Jika dipikir dan dihitung-hitung dengan baik hati, berkebun kecil-kecilan di halaman rumah bisa menyebabkan hal tak terduga, misalnya bayar listrik gratis. Eh, bagaimana bisa?
Senin sore, 9 Agustus 2021, saya baru saja datang dari kantor, seperti biasa, Si bungsu, Gede, datang menghampiri dan bergegas membuka pintu kendaraan “Bapak, Gede bawa tasnya” celotehnya.
“Makasi, Gede,” sahut saya.
Lantas dia berlari ke dalam kamar kerja, membawa tas yang di dalamnya berisi laptop dan segala berkas kerjaan dari kantor.
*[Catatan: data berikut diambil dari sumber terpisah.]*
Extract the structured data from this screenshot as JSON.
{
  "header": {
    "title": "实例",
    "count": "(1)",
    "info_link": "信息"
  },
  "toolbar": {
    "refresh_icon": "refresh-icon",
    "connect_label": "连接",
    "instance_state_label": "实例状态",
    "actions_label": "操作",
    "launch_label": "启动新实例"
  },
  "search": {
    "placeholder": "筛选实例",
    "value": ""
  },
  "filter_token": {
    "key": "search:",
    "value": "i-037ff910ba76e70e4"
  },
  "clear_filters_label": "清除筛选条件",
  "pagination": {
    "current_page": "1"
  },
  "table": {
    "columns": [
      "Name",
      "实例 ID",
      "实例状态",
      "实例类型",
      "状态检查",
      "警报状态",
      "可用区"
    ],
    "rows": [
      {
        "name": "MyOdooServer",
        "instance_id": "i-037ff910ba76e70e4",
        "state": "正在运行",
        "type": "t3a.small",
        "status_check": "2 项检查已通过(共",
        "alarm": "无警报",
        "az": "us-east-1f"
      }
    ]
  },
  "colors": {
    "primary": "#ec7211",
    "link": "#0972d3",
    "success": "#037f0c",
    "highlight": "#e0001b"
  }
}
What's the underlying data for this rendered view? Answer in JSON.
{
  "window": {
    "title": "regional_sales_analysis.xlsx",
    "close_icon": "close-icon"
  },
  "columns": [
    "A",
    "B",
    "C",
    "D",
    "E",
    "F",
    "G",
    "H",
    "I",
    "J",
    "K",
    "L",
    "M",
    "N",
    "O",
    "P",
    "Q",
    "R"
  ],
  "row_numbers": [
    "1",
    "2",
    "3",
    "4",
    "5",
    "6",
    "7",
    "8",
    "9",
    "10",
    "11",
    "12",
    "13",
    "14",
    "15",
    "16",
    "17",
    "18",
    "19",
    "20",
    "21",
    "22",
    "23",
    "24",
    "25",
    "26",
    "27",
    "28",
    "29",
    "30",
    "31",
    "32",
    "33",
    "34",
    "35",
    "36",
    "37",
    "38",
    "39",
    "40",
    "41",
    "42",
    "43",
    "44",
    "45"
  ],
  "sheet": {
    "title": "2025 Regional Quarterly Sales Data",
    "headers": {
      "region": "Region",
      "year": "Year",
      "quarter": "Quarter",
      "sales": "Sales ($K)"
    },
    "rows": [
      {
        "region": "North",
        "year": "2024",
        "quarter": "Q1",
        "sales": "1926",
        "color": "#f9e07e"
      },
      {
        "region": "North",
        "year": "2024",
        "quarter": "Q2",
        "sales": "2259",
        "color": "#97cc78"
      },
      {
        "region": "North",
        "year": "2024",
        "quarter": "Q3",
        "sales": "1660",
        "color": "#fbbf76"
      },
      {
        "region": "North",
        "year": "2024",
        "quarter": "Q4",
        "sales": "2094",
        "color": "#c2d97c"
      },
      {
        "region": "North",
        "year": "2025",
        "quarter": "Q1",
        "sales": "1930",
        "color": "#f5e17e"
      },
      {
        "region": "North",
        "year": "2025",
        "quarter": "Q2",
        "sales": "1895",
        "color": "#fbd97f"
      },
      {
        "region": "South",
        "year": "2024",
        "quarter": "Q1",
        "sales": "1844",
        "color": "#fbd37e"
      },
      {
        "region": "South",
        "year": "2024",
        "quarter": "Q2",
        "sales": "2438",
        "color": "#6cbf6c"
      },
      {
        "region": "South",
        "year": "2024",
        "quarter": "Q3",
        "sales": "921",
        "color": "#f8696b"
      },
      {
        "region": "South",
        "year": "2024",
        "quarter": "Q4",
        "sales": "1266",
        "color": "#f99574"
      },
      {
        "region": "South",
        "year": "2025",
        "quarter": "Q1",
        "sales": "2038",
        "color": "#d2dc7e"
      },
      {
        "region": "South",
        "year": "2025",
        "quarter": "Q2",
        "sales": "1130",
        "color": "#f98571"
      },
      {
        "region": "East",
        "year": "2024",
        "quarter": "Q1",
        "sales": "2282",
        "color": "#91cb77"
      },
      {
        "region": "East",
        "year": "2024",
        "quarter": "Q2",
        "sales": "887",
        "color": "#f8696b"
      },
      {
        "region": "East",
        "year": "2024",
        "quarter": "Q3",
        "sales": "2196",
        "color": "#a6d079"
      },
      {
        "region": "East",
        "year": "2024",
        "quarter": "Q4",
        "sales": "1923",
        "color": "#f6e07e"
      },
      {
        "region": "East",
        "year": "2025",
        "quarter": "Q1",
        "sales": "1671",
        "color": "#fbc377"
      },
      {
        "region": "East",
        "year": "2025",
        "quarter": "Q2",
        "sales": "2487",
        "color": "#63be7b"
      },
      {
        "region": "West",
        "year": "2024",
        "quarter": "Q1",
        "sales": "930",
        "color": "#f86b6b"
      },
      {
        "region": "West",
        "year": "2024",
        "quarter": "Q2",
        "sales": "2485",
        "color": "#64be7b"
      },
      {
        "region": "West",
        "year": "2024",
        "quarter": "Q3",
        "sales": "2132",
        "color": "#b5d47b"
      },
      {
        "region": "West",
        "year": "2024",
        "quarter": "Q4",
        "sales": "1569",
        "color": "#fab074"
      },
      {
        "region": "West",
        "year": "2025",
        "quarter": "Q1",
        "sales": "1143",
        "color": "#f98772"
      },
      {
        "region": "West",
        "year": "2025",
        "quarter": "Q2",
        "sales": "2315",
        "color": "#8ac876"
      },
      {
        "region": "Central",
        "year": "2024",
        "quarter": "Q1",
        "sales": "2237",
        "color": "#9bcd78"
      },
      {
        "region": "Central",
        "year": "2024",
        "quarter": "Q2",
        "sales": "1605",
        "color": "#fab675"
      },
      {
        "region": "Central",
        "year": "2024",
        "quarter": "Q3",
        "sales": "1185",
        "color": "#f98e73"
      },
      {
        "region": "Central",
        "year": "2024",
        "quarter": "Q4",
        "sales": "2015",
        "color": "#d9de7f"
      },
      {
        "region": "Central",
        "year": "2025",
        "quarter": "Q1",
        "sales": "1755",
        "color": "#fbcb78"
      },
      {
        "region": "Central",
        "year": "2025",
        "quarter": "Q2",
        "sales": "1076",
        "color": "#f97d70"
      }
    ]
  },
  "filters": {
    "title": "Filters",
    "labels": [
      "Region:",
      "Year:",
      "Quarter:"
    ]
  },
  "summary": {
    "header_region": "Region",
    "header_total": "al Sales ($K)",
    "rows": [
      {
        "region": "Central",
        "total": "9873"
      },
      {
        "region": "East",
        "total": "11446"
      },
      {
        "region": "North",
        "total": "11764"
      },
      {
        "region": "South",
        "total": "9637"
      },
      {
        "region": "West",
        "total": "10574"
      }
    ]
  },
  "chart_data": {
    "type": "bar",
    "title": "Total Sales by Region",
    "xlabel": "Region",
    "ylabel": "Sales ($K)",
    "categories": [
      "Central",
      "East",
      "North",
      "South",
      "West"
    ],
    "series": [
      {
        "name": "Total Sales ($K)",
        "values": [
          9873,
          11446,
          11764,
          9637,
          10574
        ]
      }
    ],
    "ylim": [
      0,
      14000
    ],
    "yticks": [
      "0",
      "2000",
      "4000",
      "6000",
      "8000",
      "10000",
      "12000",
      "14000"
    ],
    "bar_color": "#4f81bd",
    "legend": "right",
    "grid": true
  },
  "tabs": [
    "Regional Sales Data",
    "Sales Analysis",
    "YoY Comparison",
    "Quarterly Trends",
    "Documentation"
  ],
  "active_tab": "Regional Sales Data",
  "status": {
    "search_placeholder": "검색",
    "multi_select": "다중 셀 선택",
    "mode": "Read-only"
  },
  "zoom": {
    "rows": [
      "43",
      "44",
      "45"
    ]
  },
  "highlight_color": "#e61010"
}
Saya pergi ke kamar, mengganti pakaian kerja, sembari bersiap untuk istirahat sejenak di depan rumah, duduk-duduk di teras rumah. Istri saya datang, dengan membawakan segelas teh campur sereh dan jahe yang dia petik dari kebun. Aroma campuran antara pucuk teh, sereh dan jahe sangat khas, terlebih ramuan ini ditambahkan dengan pemanis gula juruh yang kami dapatkan dari teman di les. Minuman ini mampu memberikan sensasi rileks setelah hampir seharian berkutat dengan pekerjaan-pekerjaan administrasi.
Ibu saat itu sangat sibuk di dapur, mempersiapkan makan malam untuk bisa kami nikmati bersama keluarga. Saya penasaran dengan apa yang beliau masak, akhirnya saya memutuskan untuk menghampirinya di dapur.
Saya bertanya kepada ibu perihal apa yang beliau masak, dan Ibu menjawab, “Sedang masak sayur bening, baru saja habis memetik daun kelor dan daun katup di belakang rumah”.
Terlihat sayurnya sangat bersih dan warnanya hijau segar, saya saat itu melihat bumbu-bumbu yang beliau gunakan. Hampir sebagiannya kami dapatkan dari kebun belakang rumah, seperti kunyit, temu kunci, sereh, jangar ulam atau daun salam, tomat.
Memang sudah sejak beberapa tahun yang lalu kami memanfaatkan pekarangan rumah kami untuk menanam berbagai jenis tanaman pangan untuk ditanam, tujuannya sebenarnya hanya untuk memaksimalkan fungsi pekarangan agar bisa lebih produktif dan hijau.
Kembali lagi ke bumbu, saat itu ibu lupa memetik cabai dan kebetulan persediaan cabai di tempat bumbu habis, olehnya saya diminta untuk pergi ke kebun untuk memetik cabai, “Bing, tolong petikan beberapa buah cabai di belakang, ibu lupa baru memetik, dikira sudah ada di tempat bumbu!”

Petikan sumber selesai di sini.